D’erreurs en retards, l’opération aura donc coûté 14 millions à l’établissement. Un « gaspillage » aggravé par l’attribution « sans discernement » d’une subvention nationale de 9 millions (plans Hôpital 2007 et 2012). En conclusion, les magistrats notent que l’autonomie laissée aux hôpitaux en matière de choix informatiques « n’est pas sans risque ». La Cour recommande à la DGOS et aux ARS de suivre de près les projets informatiques hospitaliers. La Cour suggère en outre qu’un opérateur unique assure la maîtrise d’ouvrage des projets complexes.
• L’immense gâchis du patrimoine hospitalier
La désastreuse gestion du patrimoine hospitalier privé non affecté aux soins est l’un des points sur lesquels s’attarde la Cour des Comptes. Deuxième poste de dépenses après le personnel, le patrimoine hospitalier s’étend sur 60 millions de m2 (soit 20 de plus que l’État) et génère des recettes de cent millions d’euros par an.
Alors que l’endettement des hôpitaux a dépassé 24 milliards d’euros en 2010, la Cour des Comptes reproche à ces derniers de ne pas valoriser la richesse que représente leur patrimoine, dont beaucoup ignorent la valeur réelle faute de transparence comptable.

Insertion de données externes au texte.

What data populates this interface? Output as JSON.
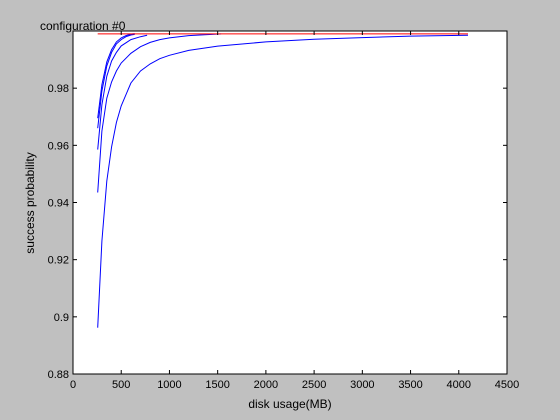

Le patrimoine immobilier est bien trop souvent utilisé « pour le logement de(s) personnels dans des conditions mal maîtrisées » au détriment de « cessions immobilières demeurées rares » ou mal gérées. À leur décharge, les établissements naviguent souvent à vue faute d’une politique de revalorisation du patrimoine claire impulsée par les administrations de tutelle.
Sévère, la Cour des Comptes émet une série de recommandations pour sortir de cette gabegie. Les sages exhortent à « améliorer l’information budgétaire et comptable » et à « mettre fin aux dérives de la politique de logements des établissements » en « redéfinissant la politique d’attribution et de tarification » pour les agents de la fonction hospitalière. Au niveau des tutelles, la Cour aspire à « définir une stratégie immobilière au niveau national et élargir la mission du conseil de l’immobilier de l’État au secteur hospitalier » tout en rappelant le rôle central des Agences régionales de santé (ARS).